I don’t believe I’ve ever written anything about gun rights or gun control. This doesn’t mean I’m not heartbroken over gun violence—I am; nor does it mean I don’t have opinions about gun control—I do. It’s partly because I have nothing to propose that others haven’t already shared. And, it’s partly because I have stirred things up aplenty on other topics—I don’t need to add to the list.

But, I do have one distinction to add to the conversation about guns.

Our thinking about guns and “gun control” generally gets framed around our rights as US citizens. That’s an important conversation, with life and death implications for thousands of people, but it’s not the only way Christians need to think about guns. As US citizens, we have the right to do and say many things, but that does not necessarily make it right for Christians to do or say those things. For example, we have the right to advocate for racist or sexist policies; but that doesn’t make it right to do so. We have the legal right to commit adultery; yet adultery isn’t right. You could think of many more examples.

Recent Supreme Court decisions (Heller in 2008 and McDonald in 2010) have established the rights of individuals in the US to own and carry firearms. But, that doesn’t necessarily make it right for every Christian to do so. Christians enjoy all the rights our Constitution bestows, but what is right is guided by our relationship with Jesus. We are accountable to God. It is not my purpose here to try to determine when it might be, or might not be, acceptable for Christian civilians to carry guns. That’s a complicated question, on which Christians will undoubtedly disagree. My purpose is simply to shift some of the conversation from what citizens have the rights to do, to what it is right for Christians to do.
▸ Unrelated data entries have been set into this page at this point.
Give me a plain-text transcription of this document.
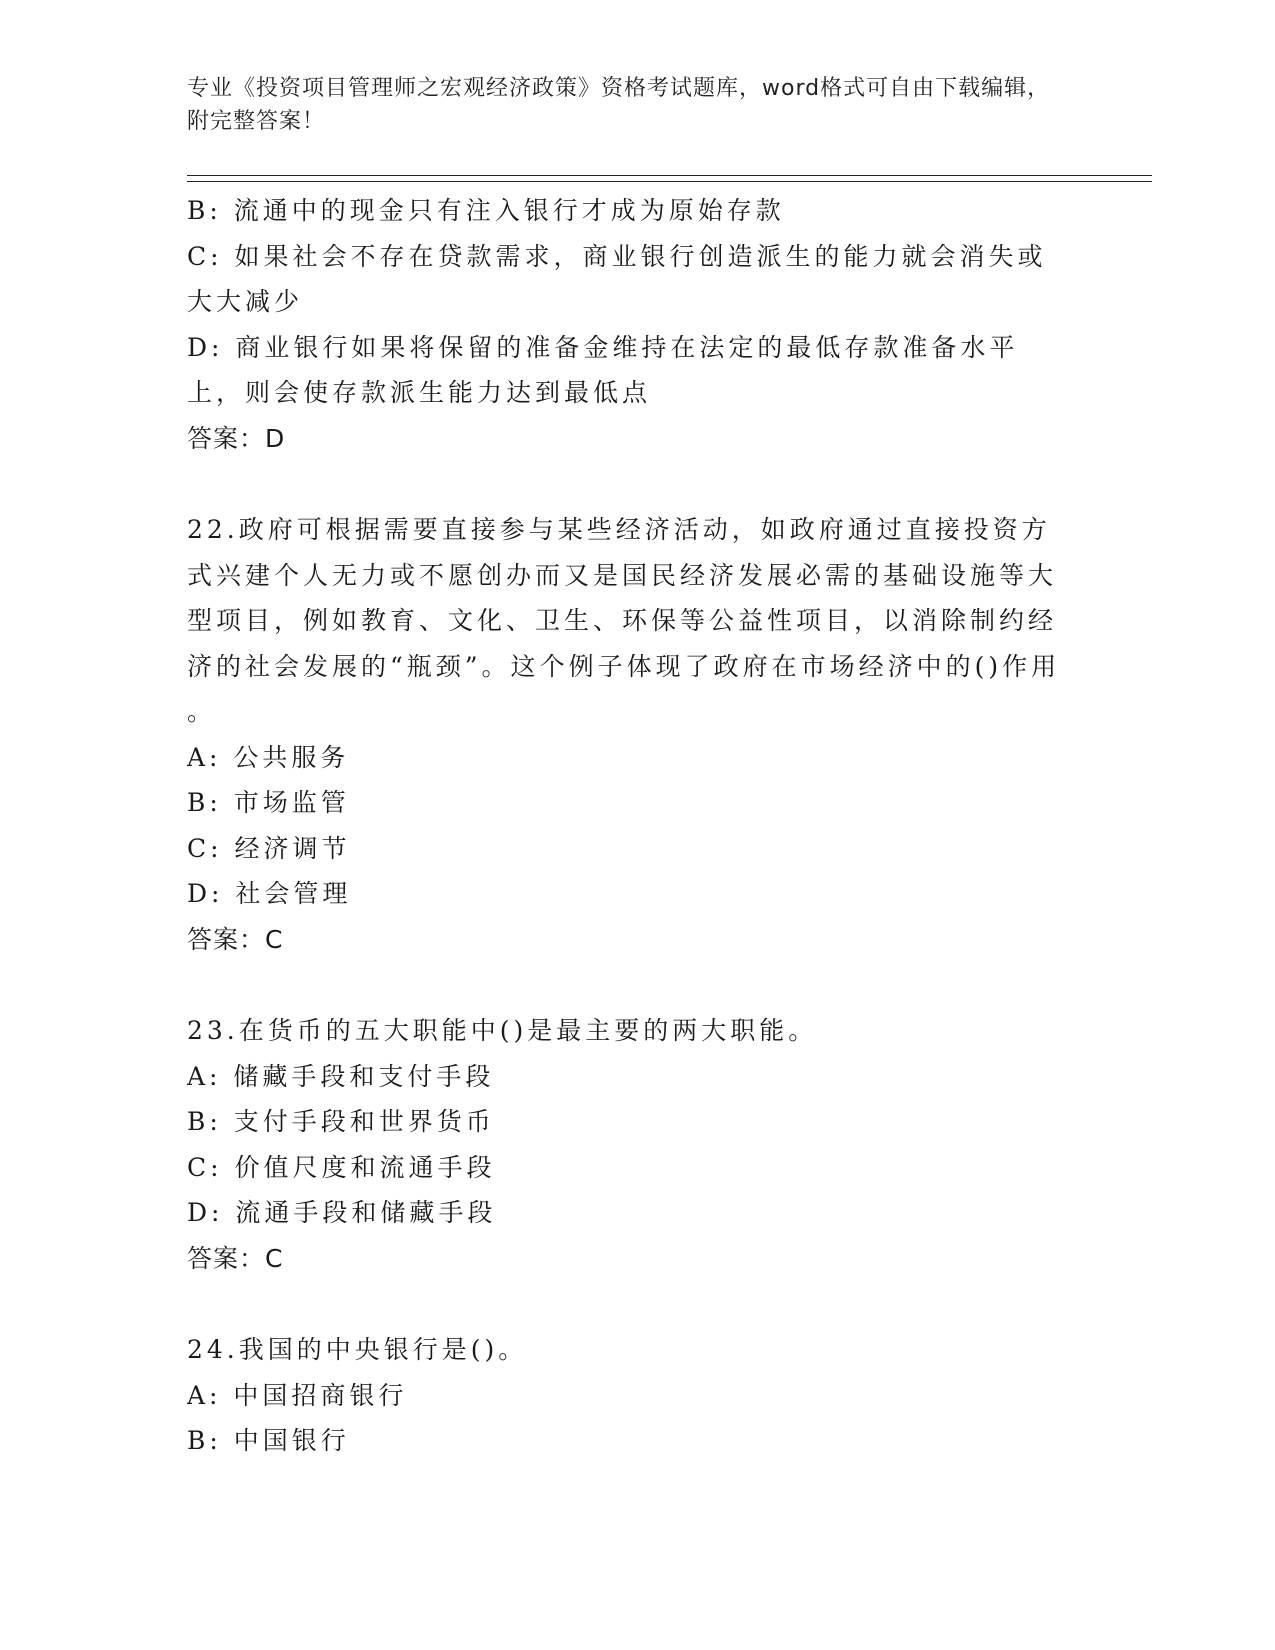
专业《投资项目管理师之宏观经济政策》资格考试题库，word格式可自由下载编辑，附完整答案！
B: 流通中的现金只有注入银行才成为原始存款
C: 如果社会不存在贷款需求，商业银行创造派生的能力就会消失或大大减少
D: 商业银行如果将保留的准备金维持在法定的最低存款准备水平上，则会使存款派生能力达到最低点
答案：D
22.政府可根据需要直接参与某些经济活动，如政府通过直接投资方式兴建个人无力或不愿创办而又是国民经济发展必需的基础设施等大型项目，例如教育、文化、卫生、环保等公益性项目，以消除制约经济的社会发展的“瓶颈”。这个例子体现了政府在市场经济中的()作用
。
A: 公共服务
B: 市场监管
C: 经济调节
D: 社会管理
答案：C
23.在货币的五大职能中()是最主要的两大职能。
A: 储藏手段和支付手段
B: 支付手段和世界货币
C: 价值尺度和流通手段
D: 流通手段和储藏手段
答案：C
24.我国的中央银行是()。
A: 中国招商银行
B: 中国银行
We Christians might ask ourselves:

  • What did Jesus say about weapons and self-defense?
  • What are the relative risks and protections of carrying a firearm?
  • Who or what am I afraid of? Who might be afraid of me?

What rights citizens should have with respect to guns is an important question, decided by legal and political processes. Whether it is right for you or for me to carry a gun is an even more important question, decided by spiritual and moral processes. I don’t mean to disregard the former question, though admittedly my input into it is negligible. But I do want to emphasize the latter question, which really is mine, and ours, to decide: what is it right for us to do, as followers of Jesus Christ?


Rights are one thing; right is quite another.